Segundo Murillo, as negociações aconteciam com o Ministério da Saúde. Ele admitiu à CPI, no entanto, que havia o “entendimento” de que as conversas com Wajngarten seriam “de uma possível coordenação dele”, mas negou qualquer tipo de “negociação paralela”.
“Não tivemos negociação paralela com o senhor Wajngarten. A Pfizer procurou diferentes autoridades governamentais durante o processo para assegurar que o processo ia caminhar”, disse.
Carlos Bolsonaro
Carlos Murillo também confirmou a participação do vereador do Rio de Janeiro Carlos Bolsonaro, filho do presidente Jair Bolsonaro, e do assessor especial da Presidência Filipe Martins — o mesmo que, segundo a Polícia Legislativa, cometeu crime de preconceito durante uma audiência no Senado — em reunião com a empresa durante as tratativas sobre a venda de vacina.
Segundo o executivo, entre os participantes da reunião estavam o ex-secretário de Comunicação Social Fabio Wajngarten; a diretora jurídica da empresa, Shirley Meschke; e a gerente de relações governamentais Eliza Samartini.
O encontro aconteceu no Palácio do Planalto e tinha como objetivo discutir entraves relacionados aos aspectos legais da aquisição do imunizante.
A informação sobre a reunião foi repassada por Shirley Meschke durante o depoimento de Murillo à CPI. No início da sessão, ele havia sido questionado pelo relator Renan Calheiros (MDB-AL) sobre a participação de Carlos e Filipe em reuniões com representantes da empresa.

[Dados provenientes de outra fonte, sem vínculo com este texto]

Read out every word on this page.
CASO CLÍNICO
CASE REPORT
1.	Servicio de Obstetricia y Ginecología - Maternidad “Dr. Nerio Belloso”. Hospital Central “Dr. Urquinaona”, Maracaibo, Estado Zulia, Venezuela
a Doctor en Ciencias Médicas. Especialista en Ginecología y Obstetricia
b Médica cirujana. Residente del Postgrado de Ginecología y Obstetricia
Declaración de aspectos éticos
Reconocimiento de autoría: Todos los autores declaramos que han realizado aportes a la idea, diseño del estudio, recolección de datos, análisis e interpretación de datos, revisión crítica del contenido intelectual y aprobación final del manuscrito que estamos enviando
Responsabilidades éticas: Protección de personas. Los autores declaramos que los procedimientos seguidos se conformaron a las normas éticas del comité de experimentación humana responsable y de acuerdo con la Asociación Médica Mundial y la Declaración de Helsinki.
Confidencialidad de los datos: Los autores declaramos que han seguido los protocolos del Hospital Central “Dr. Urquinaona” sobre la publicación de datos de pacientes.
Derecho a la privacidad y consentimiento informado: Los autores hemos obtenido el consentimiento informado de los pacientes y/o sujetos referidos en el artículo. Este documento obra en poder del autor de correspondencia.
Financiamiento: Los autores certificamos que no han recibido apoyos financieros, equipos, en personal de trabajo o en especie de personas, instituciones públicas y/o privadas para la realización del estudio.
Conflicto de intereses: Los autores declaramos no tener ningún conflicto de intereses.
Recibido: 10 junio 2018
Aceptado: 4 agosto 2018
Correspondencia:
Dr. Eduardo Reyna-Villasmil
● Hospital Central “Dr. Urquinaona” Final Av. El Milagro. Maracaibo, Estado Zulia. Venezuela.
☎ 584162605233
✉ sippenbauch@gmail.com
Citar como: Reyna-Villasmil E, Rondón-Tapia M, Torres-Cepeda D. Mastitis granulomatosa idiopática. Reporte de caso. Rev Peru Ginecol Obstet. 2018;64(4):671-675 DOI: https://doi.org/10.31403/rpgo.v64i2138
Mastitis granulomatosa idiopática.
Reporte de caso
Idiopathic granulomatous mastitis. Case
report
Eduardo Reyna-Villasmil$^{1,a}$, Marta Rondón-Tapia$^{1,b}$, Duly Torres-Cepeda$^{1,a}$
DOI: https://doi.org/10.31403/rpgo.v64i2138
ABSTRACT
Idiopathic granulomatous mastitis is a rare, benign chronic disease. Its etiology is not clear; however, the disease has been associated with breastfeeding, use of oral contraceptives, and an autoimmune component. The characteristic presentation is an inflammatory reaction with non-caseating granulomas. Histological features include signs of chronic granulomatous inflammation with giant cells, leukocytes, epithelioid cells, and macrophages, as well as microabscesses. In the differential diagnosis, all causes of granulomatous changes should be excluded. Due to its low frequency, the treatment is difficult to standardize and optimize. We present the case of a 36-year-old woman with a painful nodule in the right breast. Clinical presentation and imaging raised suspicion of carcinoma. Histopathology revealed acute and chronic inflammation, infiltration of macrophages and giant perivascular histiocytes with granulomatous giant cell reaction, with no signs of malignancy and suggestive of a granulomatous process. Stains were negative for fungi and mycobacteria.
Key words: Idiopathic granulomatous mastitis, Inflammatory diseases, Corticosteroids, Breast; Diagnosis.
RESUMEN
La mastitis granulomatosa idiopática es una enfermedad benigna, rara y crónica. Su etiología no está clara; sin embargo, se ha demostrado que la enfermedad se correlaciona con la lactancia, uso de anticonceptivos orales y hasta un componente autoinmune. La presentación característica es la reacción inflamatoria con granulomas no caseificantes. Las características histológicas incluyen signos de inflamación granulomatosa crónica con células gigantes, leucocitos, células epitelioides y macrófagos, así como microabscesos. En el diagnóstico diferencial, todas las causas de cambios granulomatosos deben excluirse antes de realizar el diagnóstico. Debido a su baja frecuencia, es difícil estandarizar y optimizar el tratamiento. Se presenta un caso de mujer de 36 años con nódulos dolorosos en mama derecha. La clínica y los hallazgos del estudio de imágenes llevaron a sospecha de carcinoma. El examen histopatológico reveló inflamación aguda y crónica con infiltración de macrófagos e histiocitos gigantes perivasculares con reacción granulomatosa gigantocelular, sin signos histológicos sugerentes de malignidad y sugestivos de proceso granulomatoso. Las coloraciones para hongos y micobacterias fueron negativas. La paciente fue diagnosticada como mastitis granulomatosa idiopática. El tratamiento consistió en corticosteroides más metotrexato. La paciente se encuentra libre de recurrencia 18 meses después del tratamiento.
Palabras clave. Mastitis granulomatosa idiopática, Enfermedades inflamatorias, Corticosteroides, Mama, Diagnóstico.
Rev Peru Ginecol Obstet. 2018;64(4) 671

Murillo disse que não poderia confirmar a participação dos dois em reuniões das quais não participou e chegou a dizer que a empresa somente tratou com “autoridades oficias do governo do Brasil”. O relator, então, ameaçou convocar as duas representantes da Pfizer para prestar esclarecimentos. Duas horas depois, o gerente-geral da farmacêutica confirmou a presença de Carlos Bolsonaro e Filipe Martins.
‘Cláusulas leoninas’
Murillo ainda comentou o argumento do Ministério da Saúde de que a Pfizer exigia “cláusulas leoninas” no contrato.
Em janeiro, a pasta divulgou uma nota em que apontava que a farmacêutica pediu que o Brasil renunciasse à soberania de ativos no exterior como garantia de pagamento pelas doses da vacina.
Entre outras dificuldades apontadas pelo governo brasileiro à época, estavam pedidos de isenção da Pfizer em caso de efeitos colaterais da vacina e de não punição em caso de atraso na entrega das doses.
Em março, porém, o governo brasileiro acabou acatando o contrato conforme inicialmente previsto, depois que o Congresso aprovou medida autorizando a aceitação das cláusulas. Murillo ressaltou que as cláusulas foram assinadas pelos 110 países com os quais a empresa firmou contrato.
“Não concordo com o qualificativo de cláusulas leoninas. Nesta pandemia, a Pfizer correu um risco sem precedente em uma situação sem precedente, que requeria que todo mundo colaborasse com esse processo. Por isso é que a Pfizer exigiu a todos os países as mesmas condições que exigiu para o Brasil”, afirmou o executivo.